The first query uses idAndClass.className to get the entity. If it is possible for idAndClass.className to be something else than T, then the second query could return an entirely different entity.

On the other hand, the first query would throw in this case.

Mogens Heller Grabe
09/16/2009 06:04 AM by
Mogens Heller Grabe

One difference is that the first version will take advantage of the 1st level cache and the 2nd level entity cache if it is enabled.

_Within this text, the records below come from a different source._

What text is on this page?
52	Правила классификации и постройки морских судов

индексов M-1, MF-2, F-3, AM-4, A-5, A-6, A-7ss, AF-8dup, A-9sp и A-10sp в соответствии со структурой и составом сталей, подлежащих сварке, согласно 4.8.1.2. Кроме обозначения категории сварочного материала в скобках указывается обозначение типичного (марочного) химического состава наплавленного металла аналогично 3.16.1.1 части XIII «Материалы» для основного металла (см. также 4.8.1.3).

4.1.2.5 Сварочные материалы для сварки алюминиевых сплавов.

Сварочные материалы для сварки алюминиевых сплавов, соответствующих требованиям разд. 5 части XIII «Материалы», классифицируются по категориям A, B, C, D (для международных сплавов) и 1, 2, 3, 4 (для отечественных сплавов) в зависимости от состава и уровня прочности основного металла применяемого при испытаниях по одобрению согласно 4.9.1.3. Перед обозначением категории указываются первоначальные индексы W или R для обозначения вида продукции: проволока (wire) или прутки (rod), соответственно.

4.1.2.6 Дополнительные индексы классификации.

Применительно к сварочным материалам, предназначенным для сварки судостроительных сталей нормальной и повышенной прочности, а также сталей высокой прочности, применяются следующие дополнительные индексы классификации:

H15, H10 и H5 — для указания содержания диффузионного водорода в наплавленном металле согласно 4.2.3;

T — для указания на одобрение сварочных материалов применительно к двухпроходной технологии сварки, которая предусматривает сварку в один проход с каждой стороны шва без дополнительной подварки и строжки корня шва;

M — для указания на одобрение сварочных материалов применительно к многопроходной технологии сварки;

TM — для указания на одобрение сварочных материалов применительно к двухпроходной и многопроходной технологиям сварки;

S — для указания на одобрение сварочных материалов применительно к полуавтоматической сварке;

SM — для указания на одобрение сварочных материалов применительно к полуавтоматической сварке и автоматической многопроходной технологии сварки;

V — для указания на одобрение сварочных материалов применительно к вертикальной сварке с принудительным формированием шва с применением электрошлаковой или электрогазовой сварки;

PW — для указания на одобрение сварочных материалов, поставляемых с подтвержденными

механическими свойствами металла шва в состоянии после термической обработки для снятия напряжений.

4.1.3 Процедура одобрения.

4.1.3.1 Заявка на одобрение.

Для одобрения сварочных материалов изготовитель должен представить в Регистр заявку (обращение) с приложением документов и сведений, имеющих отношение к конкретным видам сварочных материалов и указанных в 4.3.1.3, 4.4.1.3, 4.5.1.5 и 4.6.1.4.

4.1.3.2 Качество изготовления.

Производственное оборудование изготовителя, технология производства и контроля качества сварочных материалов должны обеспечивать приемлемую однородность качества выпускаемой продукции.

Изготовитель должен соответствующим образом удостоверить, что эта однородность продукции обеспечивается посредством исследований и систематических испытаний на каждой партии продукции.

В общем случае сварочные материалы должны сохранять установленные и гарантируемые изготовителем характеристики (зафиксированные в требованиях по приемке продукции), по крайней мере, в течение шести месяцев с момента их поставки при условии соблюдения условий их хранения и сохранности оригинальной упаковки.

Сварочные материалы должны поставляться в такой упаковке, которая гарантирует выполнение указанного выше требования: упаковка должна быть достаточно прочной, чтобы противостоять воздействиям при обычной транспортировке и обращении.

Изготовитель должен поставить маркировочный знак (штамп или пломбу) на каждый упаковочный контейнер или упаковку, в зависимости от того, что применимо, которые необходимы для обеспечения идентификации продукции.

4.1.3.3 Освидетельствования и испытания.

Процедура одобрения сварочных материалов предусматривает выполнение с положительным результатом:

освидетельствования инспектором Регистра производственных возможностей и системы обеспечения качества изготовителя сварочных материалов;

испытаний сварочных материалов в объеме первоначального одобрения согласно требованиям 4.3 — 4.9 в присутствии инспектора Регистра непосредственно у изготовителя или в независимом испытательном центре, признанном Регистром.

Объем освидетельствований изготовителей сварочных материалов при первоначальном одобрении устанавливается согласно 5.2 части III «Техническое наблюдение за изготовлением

The second version will always go to the database.

Ayende Rahien
09/16/2009 09:00 AM by
Ayende Rahien

Configurator,

Sort order is one such problem, yes.

Ayende Rahien
09/16/2009 09:02 AM by
Ayende Rahien

Johannes,

Yep, that is a big change in behavior.

Ayende Rahien
09/16/2009 09:11 AM by
Ayende Rahien

Dmitriy,

1 isn't true, the DoLuceneQuery doesn't hit the DB.

Howard Pinsley
09/16/2009 03:34 PM by
Howard Pinsley

Expanding on what Johannes mentioned, it seems like you can actually get an non-matching item of type T that exits with an id that was returned by the Lucene search for an entirely different class?

Johannes Gustafsson
09/17/2009 06:51 AM by
Johannes Gustafsson

I Guess one solution could be some kind of this?

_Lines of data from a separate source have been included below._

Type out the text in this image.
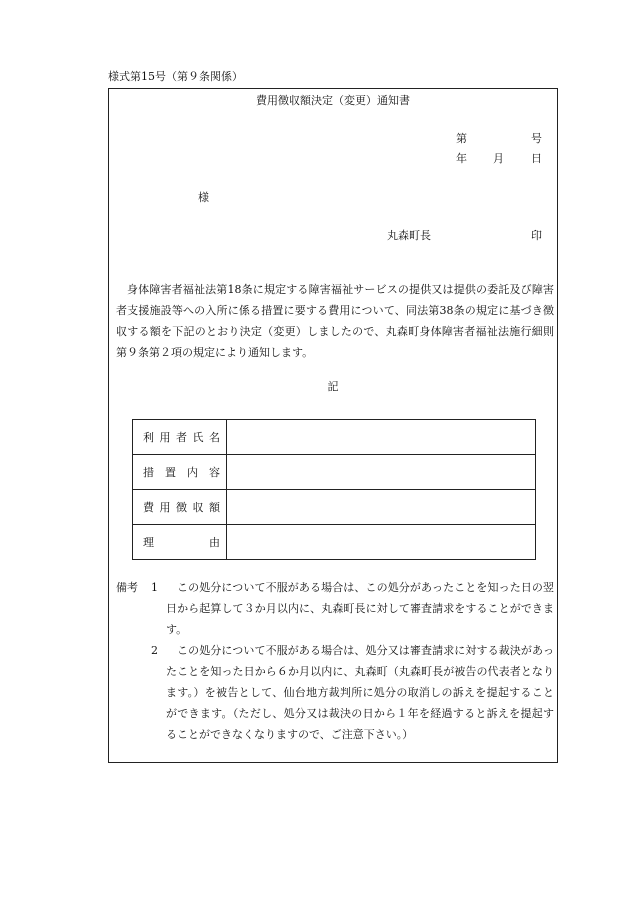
様式第15号（第９条関係）
費用徴収額決定（変更）通知書
第	号
年 月 日
様
丸森町長	印
身体障害者福祉法第18条に規定する障害福祉サービスの提供又は提供の委託及び障害者支援施設等への入所に係る措置に要する費用について、同法第38条の規定に基づき徴収する額を下記のとおり決定（変更）しましたので、丸森町身体障害者福祉法施行細則第９条第２項の規定により通知します。
記
利 用 者 氏 名	

措 置 内 容	

費 用 徴 収 額	

理 由	

備考 1	この処分について不服がある場合は、この処分があったことを知った日の翌日から起算して３か月以内に、丸森町長に対して審査請求をすることができます。
2	この処分について不服がある場合は、処分又は審査請求に対する裁決があったことを知った日から６か月以内に、丸森町（丸森町長が被告の代表者となります。）を被告として、仙台地方裁判所に処分の取消しの訴えを提起することができます。（ただし、処分又は裁決の日から１年を経過すると訴えを提起することができなくなりますので、ご注意下さい。）
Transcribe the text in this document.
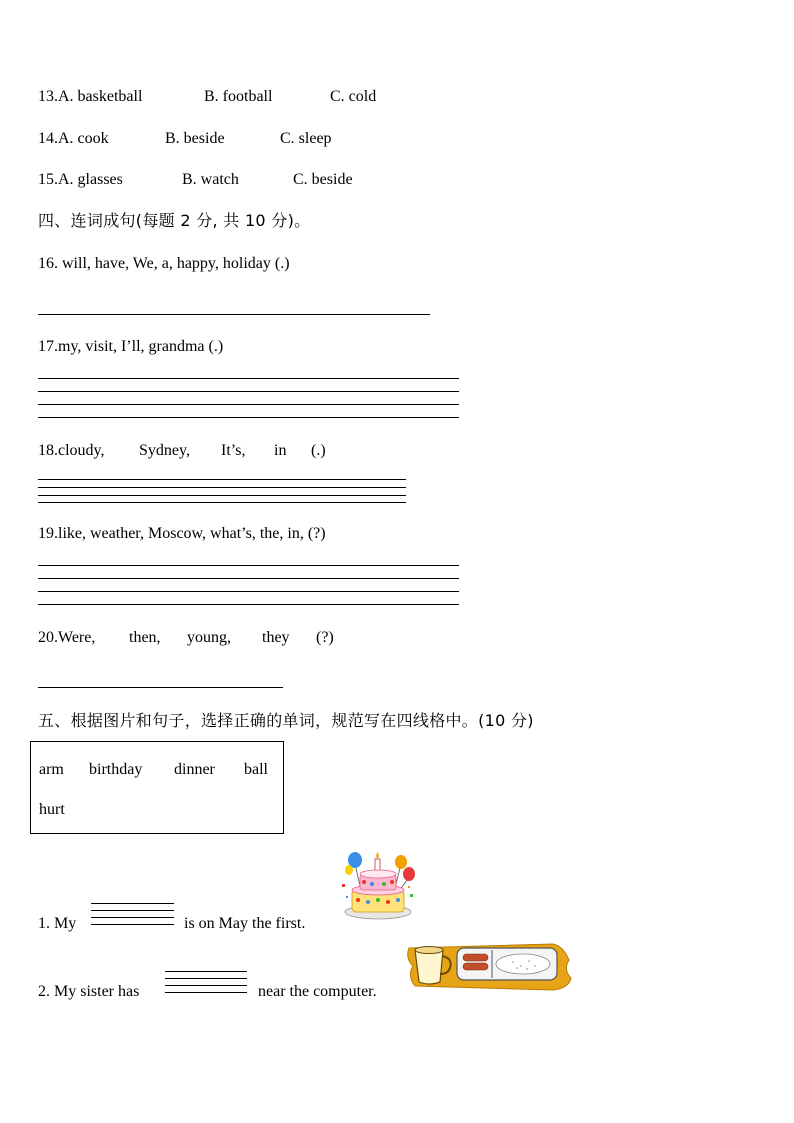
13.A. basketball	B. football	C. cold
14.A. cook	B. beside	C. sleep
15.A. glasses	B. watch	C. beside
四、连词成句(每题 2 分, 共 10 分)。
16. will, have, We, a, happy, holiday (.)
17.my, visit, I’ll, grandma (.)
18.cloudy, Sydney, It’s, in (.)
19.like, weather, Moscow, what’s, the, in, (?)
20.Were, then, young, they (?)
五、根据图片和句子，选择正确的单词，规范写在四线格中。(10 分)
arm birthday dinner ball
hurt
1. My	is on May the first.
2. My sister has	near the computer.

public IList <t Search <t(string query)

{

return session

    .CreateCriteria

<t()

    .Add(Restrictions.In("id", DoLuceneSearch(query).Where(x => typeof(T).IsAssignableFrom(Assembly.GetExecutingAssembly().GetType(x.className))).Select(x=>x.Id)))

    .List();

}

Chris Smith
09/17/2009 10:54 AM by
Chris Smith

I can see a big stinking NullReferenceException about to happen though :)

gunteman
09/20/2009 12:48 PM by
gunteman

It's important to at least have the option to use the IN query version, especially if the query should be decorated from other sources, such as Rhino.Security

Pawel Lesnikowski
09/21/2009 06:20 AM by
Pawel Lesnikowski

As far as I remember IN query has limits at least in Oracle database.

Comments have been closed on this topic.